妻に付き添われて診察室に入ってくるなり、Xは手で何かを探るような仕草をして、目が見えにくいことを強調しようとしていた。だが、Xをじっくり観察すると、床に置いてあった箱をうまくよけたり、「そこのイスに座ってください」と斜めに向いたイスを勧めると、手で方向を直してさっと座ったりした。視力が低く視野が狭いはずなのに、この動き方は怪しい、とA院長は感じた。
Xの視力は右0.1、左0.2、自動視野計で計ると両眼とも5〜10度しかない。2回計ったが同じ結果だったそうだ。ただし、この二つの検査は、患者に「これは見えますか」と尋ねて答えてもらう、応答式の検査である。一方、眼底検査、眼圧検査、細隙灯(さいげきとう)顕微鏡検査、超音波検査などでは、まったく異常はなかった。
「診断書を書くには時間がかかりますし、今日の検査結果を少し検討したいので、3日後に来てください」。こう伝えると、Xはまた手探りのような仕草をしながら立ち上がり、妻に手を引かれて診察室を後にした。その後、受付で支払いを終えると、妻に付き添われてエレベーターの方にとぼとぼ歩いていった。A院長はとっさに職員に、「先に階段で1階に降りて、あの患者の様子を見てきて。詐病かもしれないから」と指示した。

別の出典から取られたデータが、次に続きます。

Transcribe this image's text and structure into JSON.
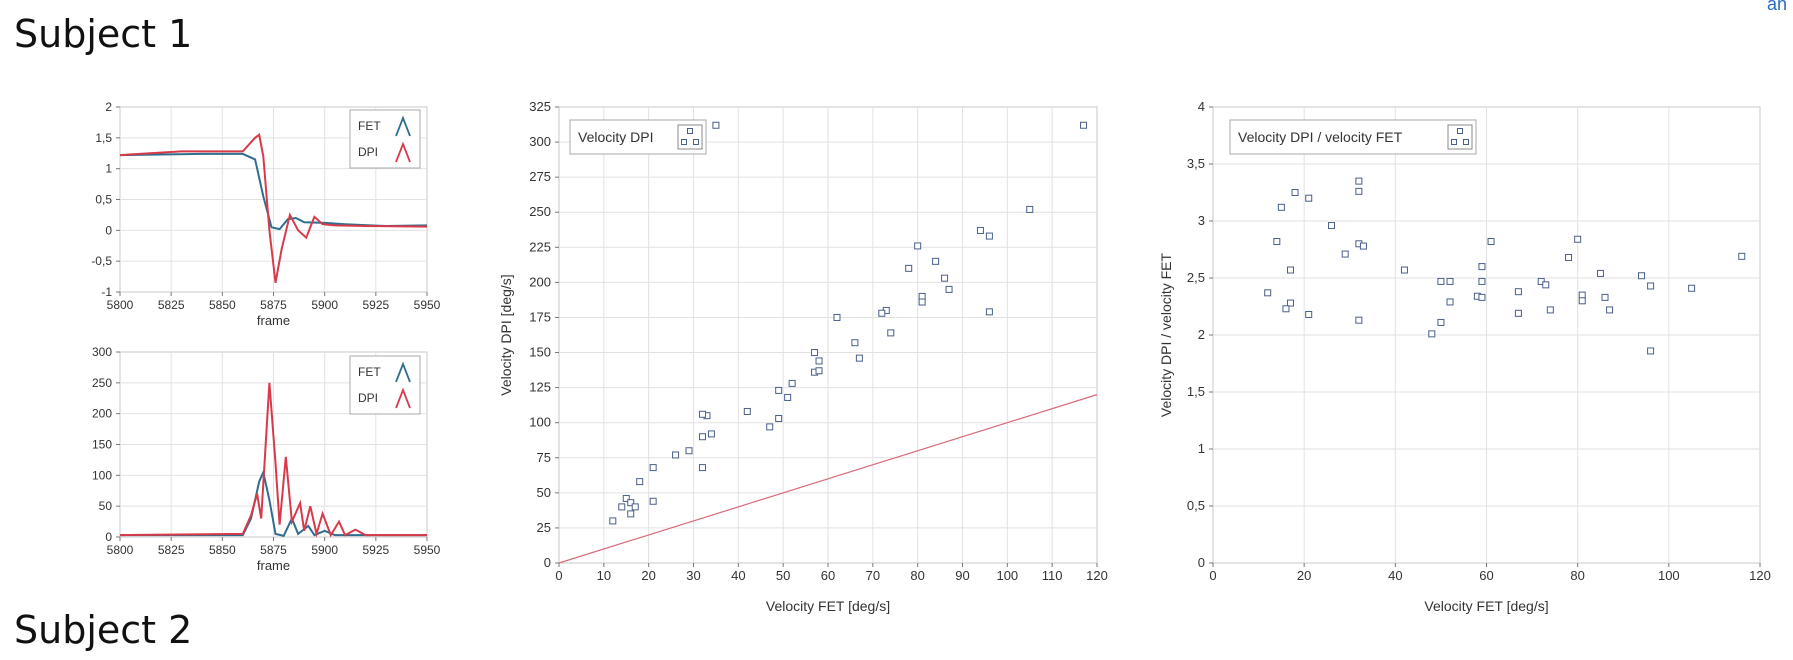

職員の目撃談によると、Xはエレベーターの扉が開くと、妻の手を借りずにすたすたと早足で玄関付近に止めてあった自転車まで歩いていき、ポケットからカギを取り出すと、戸惑うことなく解錠。自転車にまたがり、信号が青になると一気に漕ぎ出した。妻も自転車に乗ってその後ろに付いていった。その姿を観察していた職員は、「目が悪い患者の行動とはとても思えなかった」と言っていたという。
ちなみにA医院はスクランブル交差点の角にあり、付近の交通量も多い。2台の自転車が見えなくなるまで、職員は見届けたという。
職員から報告を受けたA院長は、Xの詐病を確信した。おそらく障害者年金の給付が目当てなのだろう。しかし、その事実を突きつけたら、Xは逆上するかもしれない。そう考えると心配になり、私に電話をかけてきたというのが、おおよその経緯だ。